Verso una battuta d’arresto

Sebbene per le rinnovabili i confronti da un anno con l’altro non siano affidabili al 100%, a causa delle differenti condizioni meteo che incidono molto sulla loro produzione, questi primi dati relativi al 2016 non sono incoraggianti. Nonostante il record per il fotovoltaico dello scorso anno, la situazione per le rinnovabili in Italia non è delle migliori. Sempre secondo stime Terna, nel 2015 la produzione complessiva di energia verde si attestava a quota 40,5% della produzione totale, in netto calo rispetto all’anno precedente (44,9%).

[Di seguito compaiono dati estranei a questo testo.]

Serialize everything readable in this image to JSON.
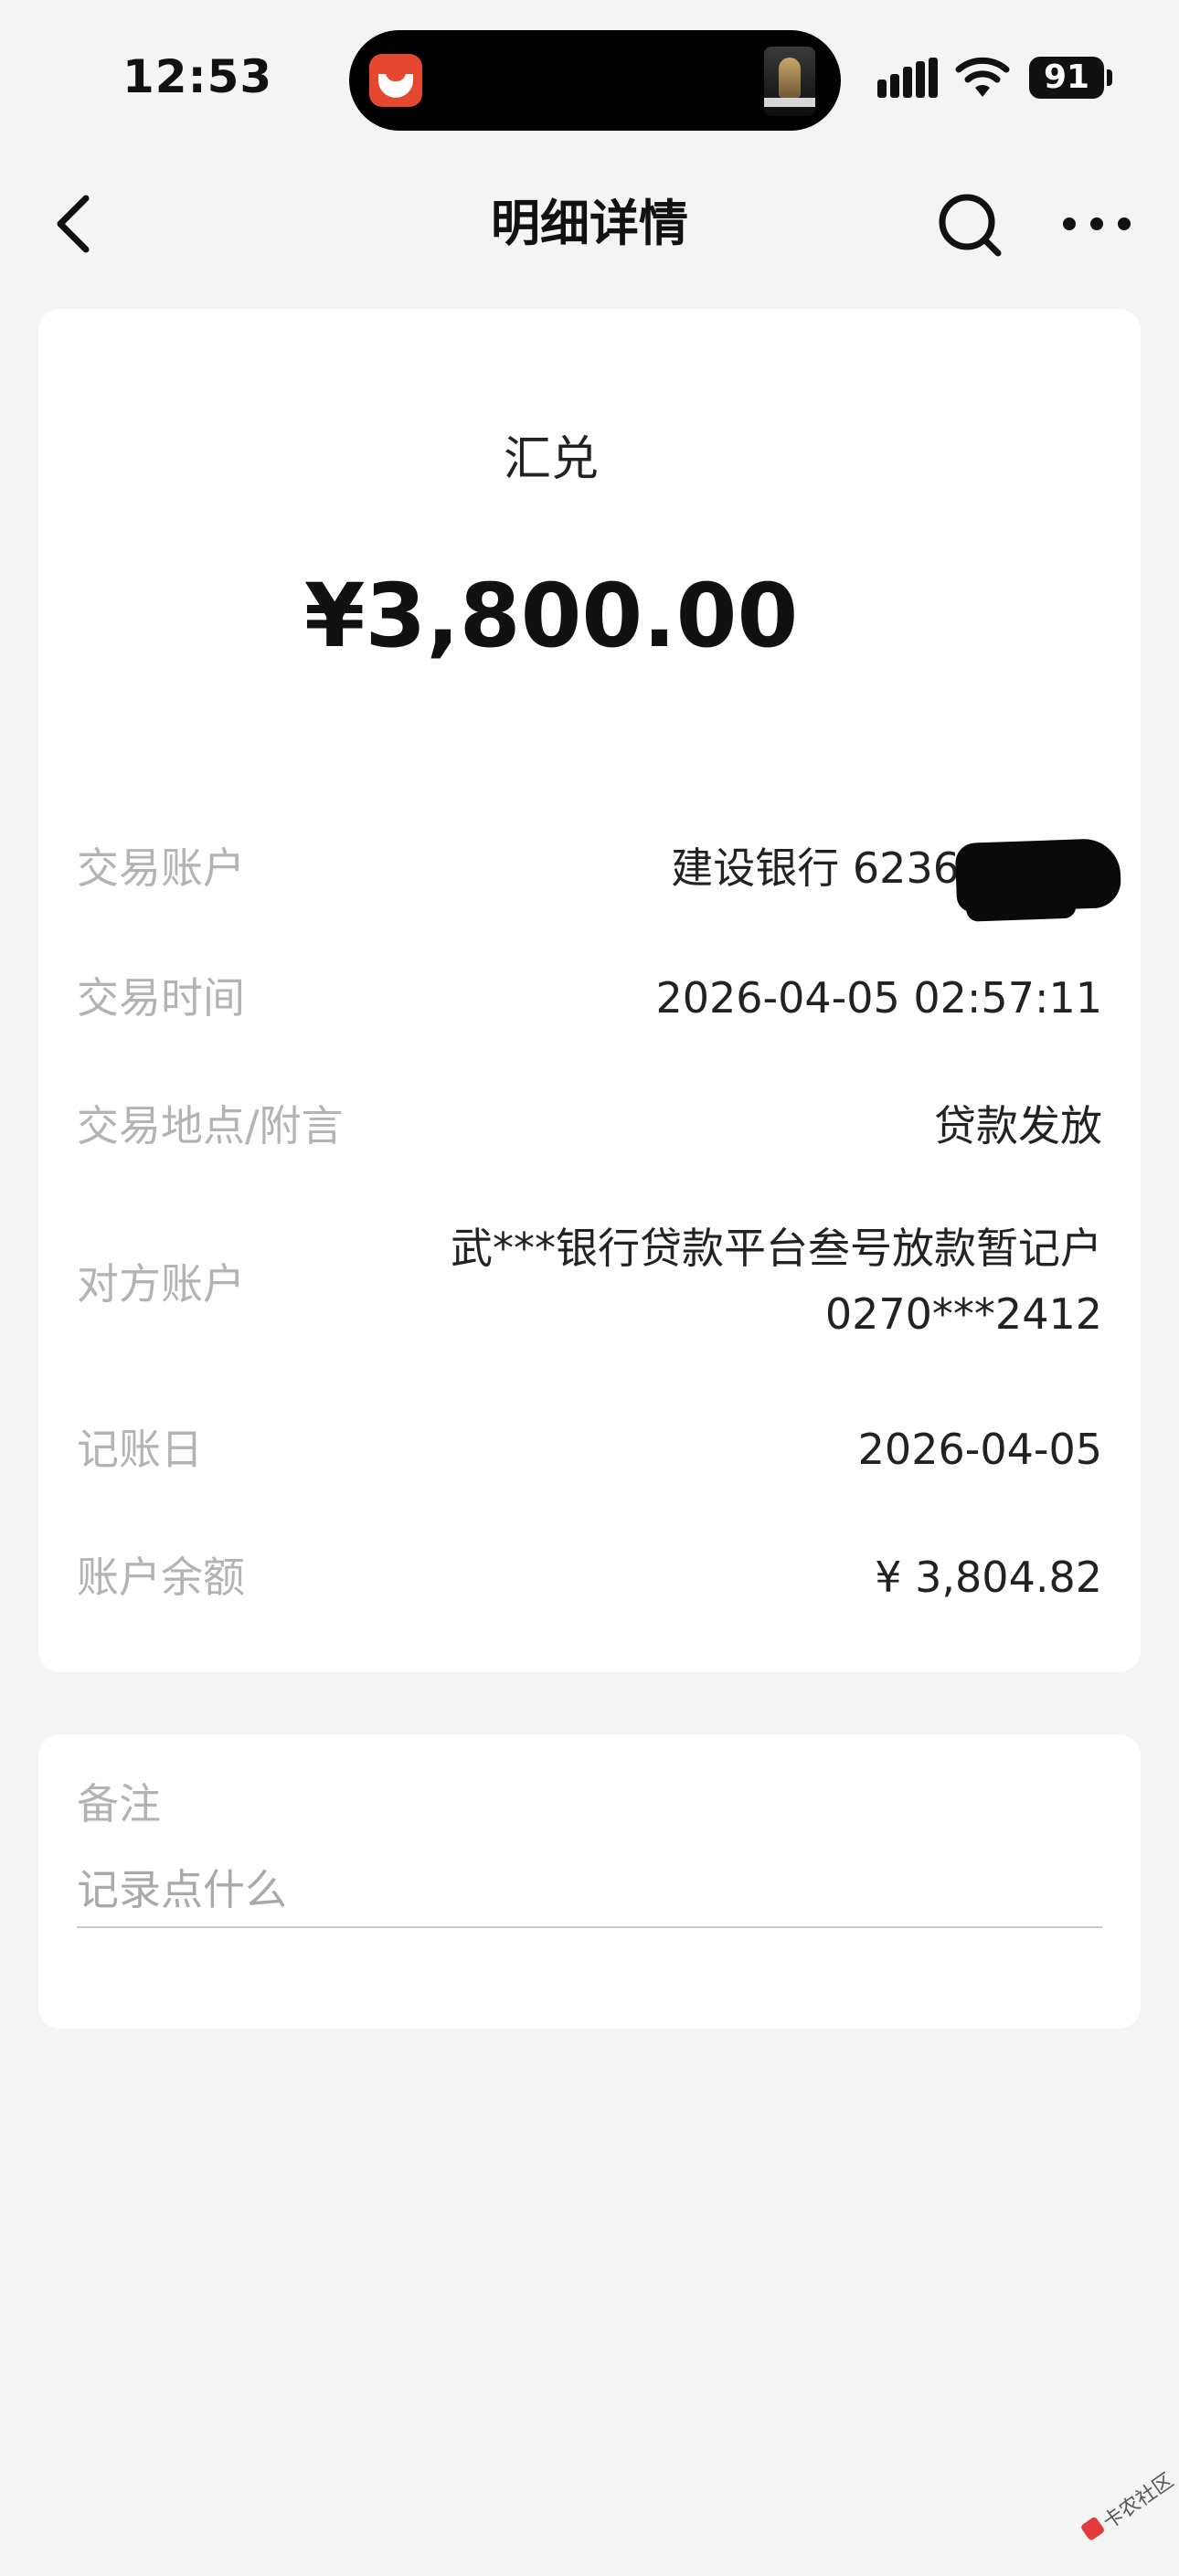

Il settore delle rinnovabili rischia quindi di subire una battuta d’arresto, soprattutto a causa della mancanza di un quadro normativo e politico che ne regoli e sostenga gli sviluppi. Secondo gli ambientalisti, troppo poco è stato fatto negli ultimi anni per favorire lo sviluppo delle energie alternative, mentre fin troppi incentivi sono stati riservati ai combustibili fossili. Per poter cambiare le cose è necessaria una netta inversione di tendenza: non solo da parte delle istituzioni, ma anche e soprattutto da parte dei singoli consumatori.